Marina Łuczenko mierzy się z ogromnym hejtem. Już od początku ciąży internauci nie dawali jej spokoju. Kiedy na świat przyszedł syn Mariny Łuczenko i Wojtka Szczęsnego, niewiele się zmieniło.
>> Marina Łuczenko wspomina ciążę: "to niesamowite do czego jest zdolne kobiece ciało"
Marina Łuczenko dodała zdjęcie z synkiem
Marina Łuczenko dodała na instagram zdjęcie, na którym widać, jak z synkiem wsiadają do samolotu. Żona Wojciecha Szczęsnego i jego synek, Liam są w drodze do Turynu, gdzie czeka na nich piłkarz Juventusu.
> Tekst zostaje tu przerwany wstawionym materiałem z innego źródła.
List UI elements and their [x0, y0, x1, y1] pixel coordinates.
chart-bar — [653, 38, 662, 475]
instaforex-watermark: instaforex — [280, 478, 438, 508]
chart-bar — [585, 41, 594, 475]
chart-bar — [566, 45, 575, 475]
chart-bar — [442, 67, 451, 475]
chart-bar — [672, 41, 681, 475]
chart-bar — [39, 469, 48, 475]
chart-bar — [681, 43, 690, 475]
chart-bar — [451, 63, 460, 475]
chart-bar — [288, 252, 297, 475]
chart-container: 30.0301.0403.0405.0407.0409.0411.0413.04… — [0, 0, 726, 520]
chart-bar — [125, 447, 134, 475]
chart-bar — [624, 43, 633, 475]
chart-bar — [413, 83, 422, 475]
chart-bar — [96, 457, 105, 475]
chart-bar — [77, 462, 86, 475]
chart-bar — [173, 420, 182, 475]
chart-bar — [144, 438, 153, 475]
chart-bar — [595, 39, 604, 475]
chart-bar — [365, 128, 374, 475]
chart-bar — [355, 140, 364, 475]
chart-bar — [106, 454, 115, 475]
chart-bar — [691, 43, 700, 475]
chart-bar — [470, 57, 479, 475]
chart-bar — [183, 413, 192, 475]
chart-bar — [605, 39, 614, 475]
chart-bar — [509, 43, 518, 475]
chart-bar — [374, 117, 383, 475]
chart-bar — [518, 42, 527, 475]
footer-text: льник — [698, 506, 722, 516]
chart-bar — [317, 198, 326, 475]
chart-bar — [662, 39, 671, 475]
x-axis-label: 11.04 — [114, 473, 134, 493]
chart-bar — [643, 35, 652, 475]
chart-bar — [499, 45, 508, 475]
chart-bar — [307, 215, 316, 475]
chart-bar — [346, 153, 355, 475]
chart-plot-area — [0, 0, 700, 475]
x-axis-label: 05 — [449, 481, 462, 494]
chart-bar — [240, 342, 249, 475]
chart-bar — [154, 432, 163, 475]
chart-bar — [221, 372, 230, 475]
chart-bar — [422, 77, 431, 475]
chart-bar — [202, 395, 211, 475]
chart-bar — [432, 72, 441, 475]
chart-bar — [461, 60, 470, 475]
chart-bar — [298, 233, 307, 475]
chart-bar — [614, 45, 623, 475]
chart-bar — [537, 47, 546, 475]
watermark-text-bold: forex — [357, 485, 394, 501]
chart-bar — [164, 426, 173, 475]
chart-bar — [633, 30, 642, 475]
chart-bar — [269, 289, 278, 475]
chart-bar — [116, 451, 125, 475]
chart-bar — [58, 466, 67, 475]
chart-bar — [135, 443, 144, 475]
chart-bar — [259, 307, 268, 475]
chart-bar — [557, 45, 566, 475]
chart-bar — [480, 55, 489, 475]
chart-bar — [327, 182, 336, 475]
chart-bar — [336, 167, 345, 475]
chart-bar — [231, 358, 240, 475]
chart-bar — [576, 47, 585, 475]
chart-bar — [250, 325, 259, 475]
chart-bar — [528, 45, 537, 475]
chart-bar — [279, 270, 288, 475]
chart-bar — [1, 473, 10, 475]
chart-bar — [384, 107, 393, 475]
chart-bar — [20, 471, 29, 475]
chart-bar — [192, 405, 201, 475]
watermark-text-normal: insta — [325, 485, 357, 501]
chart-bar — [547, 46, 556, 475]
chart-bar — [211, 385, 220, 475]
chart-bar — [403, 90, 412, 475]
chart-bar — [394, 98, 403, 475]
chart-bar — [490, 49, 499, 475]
Marina ubrana w obcisłą sukienkę prezentuje ciało, które wróciło już do formy sprzed ciąży.
>> Marina pokazała syna i swoje ciało miesiąc po porodzie. Jak wygląda?
Jednak to nie ciało Mariny wywołało największe zainteresowanie. Chodzi o twarz jej synka, którą celebrytka zakryła. Zdaniem internautek Marina nie powinna tego robić. W komentarzach wybuchła gorąca dyskusja.
Jakby wstawiła bez zasłoniętej twarzy to by było "już się zaczyna szpan na dzieciaka, zaraz będzie na nim kasę zarabiać". Wstawiła z zasłoniętą, też źle.
niby nie chcą pokazywać dziecka, a jednak w jakimś stopniu to robią dla mnie to jest nie zrozumiałe. Bo jak nie chce aby moje dziecko było rozpoznawalne to nie wstawiam jego nóg bez głowy czy samego wózka z wystająca ręką
jak każda mama poprosi chroni swoje dziecko
Czytamy pod zdjęciem Mariny z synkiem.
Czy faktycznie Marina popełniła taki błąd, że zakryła twarz swojego dziecka? W końcu jako jego matka ma do tego prawo!